Crowds huddle in the up-market shop fronts of Regent Street, bodies flat against the grey stone and cold glass. The sudden heavy rain has driven all but the toughest and best prepared from the streets. Fabulous this is not. Indeed, I wonder whether this is proof that God really does hate gays.
London has, in one form or another, been celebrating all that is L, G, B, T and plus since 1972, although more recent outings look to have been a darn sight more cheerful than those of earlier years. London’s annual gay pride march: what started as a protest in commemoration of the 1969 Stonewall riots has transformed into a street-closing, capital-stopping carnival that draws interest from groups as diverse as Amnesty and CitiBank. And it increasingly has the support of the establishment: Sarah Brown famously took part in when her husband was in Number Ten, and even Boris Johnson has turned up in previous years.
The rain eventually subsides. Those of us dressed for sun drift out from under the awnings – my sister had gone on a mercy dash to Liberty – to join the umbrella-carrying classes at the barriers in the centre of the street. Things get off to an inauspicious start. A committed God-botherer with a microphone has taken it upon himself to provide the pre-march entertainment, which seems to consist chiefly of hell-fire and brimstone. He cuts a lonely figure as he plods up Regent Street, and is politely ignored save for a burly-looking gentleman traipsing along behind brandishing a “God made me gay” t-shirt. He turns back as our God-fearing friend is accosted by an earnest police office, but not before he’s received a small cheer for his subversive efforts.
We kick off motor cycles – a whole flotilla of them. Rainbow flags abound: on handlebars, on helmets, big ones, small ones. It doesn’t really go with the big-man, black-leather biker look, but then gay men aren’t all mincing fashionistas itching to give us a showtune.
As a rule, those marching fall into four groups: the angry, the outrageous, the friendly and the corporate. The first consists mainly of protest groups – Peter Tatchell, international LGBT+ rights groups (the Ugandan flags are especially poignant given recent developments there), Stonewall and the like.
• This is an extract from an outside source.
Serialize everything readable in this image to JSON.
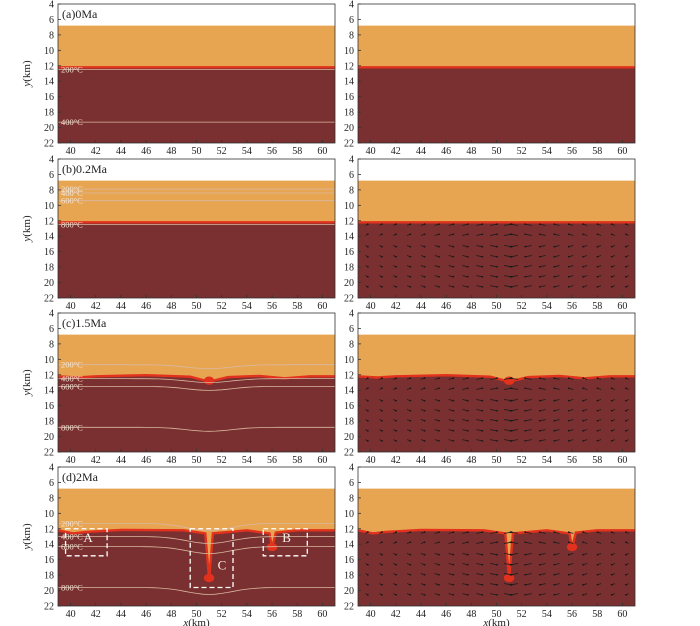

Into the second category fall the more Notting Hill-style participants. People wearing nearly everything, people wearing nearly nothing, people wearing things you didn’t even know could be worn. One gentleman has a menagerie of small toys posing on a two-foot high hat. Drag queens feature heavily; one of them comes over to say hello after an intense bout of whooping on our part. In a case of life imitating Flashdance, it transpires that she is a builder by day, dancer by night, though I’m afraid that she looks a little bulky to spending much time bending backwards over chairs.
But all are blown away by my favourite entrant in the outrageous category: Jackie Kennedy (it’s a bloke, of course) sat in a cross between FAB 1 and a hummer, waving delightedly as her dead, dummy husband languishes in the back seat. She even has a security detail. Goodness only knows who she’s representing, but I can’t say that it much matters! Close second is drag Thatcher, although she’s a little cheerful to be truly convincing, even if the costume is bloody good, right down to the handbag.
The friendly groups are the lesbian mums, gay dads – lots have brought the kids with them, many of them too young to notice that having two daddies is still outside the norm – and the buses of older people who should have had the chance to do this decades ago. One man comes down on a mobility scooter, waving majestically, the banner sticking out of his basket declaring that he is “the oldest gay in the village”. You can see in their faces that it means more to them than it does to anyone else.
The corporate groups are the slickest and, perhaps predictably, consistently among the largest. It does feel slightly strange to be cheering companies such as BAE Systems – “Hooray for the military-industrial complex!” – but I suppose it’s about people more than corporations, so I endeavour to shelve my politics for the afternoon. I do, however, draw the line at cheering for the Conservative party. Old habits die hard. On the subject of partisan politics, the Labour party have by far the best stickers: “Never kissed a Tory”, they proclaim in proud, socialist red. They give one to my friend Ciara, even those she once did kiss one of Them, but the marchers don’t seem to be in a vindictive mood.
Which brings me on to the most important part of the day: the stickers. I collected more than last year, and that is all that counts. By the time I sashay away, the front of my shirt is more sticker than fabric: I am a walking advert for everything from gay scouts to sexual health clinics.
Ciara, fresh from covering up the doctrinal failings of her private life, sums things up better than I could. London Pride, she says, does away with the idea that to be LGBT+ is to accept minority status. And she’s right. Thousands of people have turned out to celebrate a section of the population that until painfully recently was almost invisible. Yet LGBT+ people have claimed one of the most colourful spaces in British public life. And with that, we’re off to Soho for a cheeky drink.